« Si le sida m’avait effrayée, je ne serais pas debout aujourd’hui »

Jeanne Eldjima, 38 ans, a appris qu’elle était infectée au VIH quelques temps après que son mari l’eut abandonnée avec leurs sept enfants. Revenue s’installer chez ses parents à Guelendeng, à 150 kilomètres au sud de N’djamena, la capitale tchadienne, Jeanne tente de faire face aux défis que pose la prise en charge du VIH lorsque l’on vit sans moyens dans une petite ville de province.



« Nous vivions à Pala [sud-ouest du Tchad], avec mon mari et nos enfants. Trois ans avant que mon mari parte, j’ai commencé à ressentir des malaises, mais je ne savais pas ce que c’était. Nous avions des disputes avec mon mari. Quand il nous a abandonnés, je suis retournée chez mes parents à Guelendeng.



« Quand je suis arrivée à Guelendeng, la maladie avait déjà commencé à se manifester, j’étais faible. Mes parents m’ont orientée vers une association de personnes vivant avec le VIH. Je suis allée les voir et je leur ai dit que j’étais sûrement malade, mais comme je n’avais toujours pas fait le test [de dépistage du VIH], on m’a donné un peu d’argent pour aller le faire à N’djamena.

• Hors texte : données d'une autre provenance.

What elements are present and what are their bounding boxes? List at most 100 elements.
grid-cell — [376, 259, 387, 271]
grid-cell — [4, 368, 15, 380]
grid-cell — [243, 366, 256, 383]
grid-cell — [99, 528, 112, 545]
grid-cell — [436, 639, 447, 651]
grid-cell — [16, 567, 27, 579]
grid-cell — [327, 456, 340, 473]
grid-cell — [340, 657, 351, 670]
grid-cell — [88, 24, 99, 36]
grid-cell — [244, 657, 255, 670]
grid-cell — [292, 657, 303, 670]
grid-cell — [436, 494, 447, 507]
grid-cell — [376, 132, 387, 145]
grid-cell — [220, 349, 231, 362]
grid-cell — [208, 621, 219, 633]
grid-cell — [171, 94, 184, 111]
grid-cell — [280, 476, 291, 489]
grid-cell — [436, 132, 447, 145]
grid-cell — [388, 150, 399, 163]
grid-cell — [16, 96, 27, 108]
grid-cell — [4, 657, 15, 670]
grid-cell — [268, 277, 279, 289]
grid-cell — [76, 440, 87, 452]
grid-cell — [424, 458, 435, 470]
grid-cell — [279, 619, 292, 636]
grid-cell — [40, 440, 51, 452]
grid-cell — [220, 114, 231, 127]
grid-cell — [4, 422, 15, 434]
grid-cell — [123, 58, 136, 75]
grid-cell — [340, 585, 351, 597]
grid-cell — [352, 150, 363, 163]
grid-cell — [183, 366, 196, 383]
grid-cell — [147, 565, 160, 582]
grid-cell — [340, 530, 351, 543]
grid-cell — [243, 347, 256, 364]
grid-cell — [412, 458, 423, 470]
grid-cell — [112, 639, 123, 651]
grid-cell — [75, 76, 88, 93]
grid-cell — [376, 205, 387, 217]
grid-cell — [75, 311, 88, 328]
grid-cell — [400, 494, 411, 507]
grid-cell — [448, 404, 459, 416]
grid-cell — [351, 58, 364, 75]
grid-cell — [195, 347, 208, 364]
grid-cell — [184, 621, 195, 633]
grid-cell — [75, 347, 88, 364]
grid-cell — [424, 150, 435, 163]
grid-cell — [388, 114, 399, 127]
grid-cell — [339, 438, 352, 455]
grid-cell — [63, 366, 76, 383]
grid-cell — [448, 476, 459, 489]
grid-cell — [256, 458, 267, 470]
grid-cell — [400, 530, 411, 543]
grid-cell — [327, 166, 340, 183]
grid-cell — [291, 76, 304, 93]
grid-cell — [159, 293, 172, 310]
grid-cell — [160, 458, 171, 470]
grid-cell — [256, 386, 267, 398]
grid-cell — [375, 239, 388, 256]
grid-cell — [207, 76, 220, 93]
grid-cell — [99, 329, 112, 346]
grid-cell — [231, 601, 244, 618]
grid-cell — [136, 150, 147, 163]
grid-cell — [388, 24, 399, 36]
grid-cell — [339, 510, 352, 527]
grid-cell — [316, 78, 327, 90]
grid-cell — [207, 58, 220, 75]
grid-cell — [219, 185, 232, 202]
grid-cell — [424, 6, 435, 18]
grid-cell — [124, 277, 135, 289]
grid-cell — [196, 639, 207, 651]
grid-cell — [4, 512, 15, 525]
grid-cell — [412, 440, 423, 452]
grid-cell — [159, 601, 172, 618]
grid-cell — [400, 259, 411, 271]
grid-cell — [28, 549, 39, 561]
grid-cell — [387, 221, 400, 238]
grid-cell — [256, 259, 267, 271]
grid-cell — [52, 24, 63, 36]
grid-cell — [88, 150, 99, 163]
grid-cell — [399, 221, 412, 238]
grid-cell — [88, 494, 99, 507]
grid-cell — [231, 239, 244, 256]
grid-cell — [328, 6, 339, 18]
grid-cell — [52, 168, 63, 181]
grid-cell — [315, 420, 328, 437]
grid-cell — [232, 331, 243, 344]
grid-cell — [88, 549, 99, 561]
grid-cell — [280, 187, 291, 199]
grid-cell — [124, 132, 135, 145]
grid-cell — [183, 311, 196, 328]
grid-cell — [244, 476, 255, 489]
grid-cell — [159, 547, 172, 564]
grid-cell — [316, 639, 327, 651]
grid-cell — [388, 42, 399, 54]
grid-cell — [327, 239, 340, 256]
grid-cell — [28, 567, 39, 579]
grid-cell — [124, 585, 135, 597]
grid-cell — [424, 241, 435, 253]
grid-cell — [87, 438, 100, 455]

« Mon mari était souffrant [depuis plusieurs années], mais je n’ai jamais su s’il s'était fait dépister. Moi, même sans le test, j’avais fini par prendre conscience de ce que j’avais, donc j’ai juste écouté les résultats. C’est une maladie qui est arrivée comme ça, on ne peut rien faire. Si le sida m’avait effrayée, je ne serais pas debout aujourd’hui.



« [En janvier 2008], on m’a dit que je devais commencer à prendre des ARV [antirétroviraux] à N’djamena, mais ça a coïncidé avec la guerre [offensive rebelle contre le régime du président Idriss Déby]. Je n’ai pas pu avoir de rendez-vous avec le médecin, alors je suis repartie à Guelendeng, puis revenue, plusieurs fois. Ca m’a beaucoup fatiguée et je suis tombée malade. J’ai été hospitalisée pendant deux semaines à N’djamena.



« Je suis sous ARV depuis [avril 2008]. Je les prends à l’hôpital de Guelendeng [qui distribue des ARV à quelques patients de la ville], on m’en donne pour deux ou trois mois, et une semaine avant la fin de mes réserves, j’y retourne. Mais [fin mars], j’étais en rupture de traitement parce que l’hôpital a dit qu’il n’y avait plus d’ARV. On m’a dit que quand les ARV reviendraient, il faudrait sûrement les payer... alors que normalement c'est gratuit [depuis octobre 2007].



« Les patients qui peuvent vont chercher leur traitement à N’djamena, mais moi je n’ai pas les moyens. Je fais du petit commerce pour payer une petite location, mais je dois déjà me débrouiller pour manger et faire manger mes enfants. J’ai trois ordonnances [pour des infections opportunistes] que je n’ai pas pu payer. L’association [de personnes vivant avec le VIH] me soutient moralement, mais elle n’a pas de moyens pour m’aider [financièrement], il y a beaucoup de femmes veuves ou divorcées.



« Au début, certaines [personnes] ne voulaient pas manger avec moi, mais maintenant, ça va mieux. Je me sens plus forte, je n’ai plus de problèmes de stigmatisation [encore très répandue, notamment dans les zones rurales]. Ma famille sait que je suis infectée, elle me soutient [moralement]. Si les gens parlent, je m’en fiche. Le plus important, c’est de trouver un moyen pour que des petites villes comme Guelendeng aient des ARV en permanence ».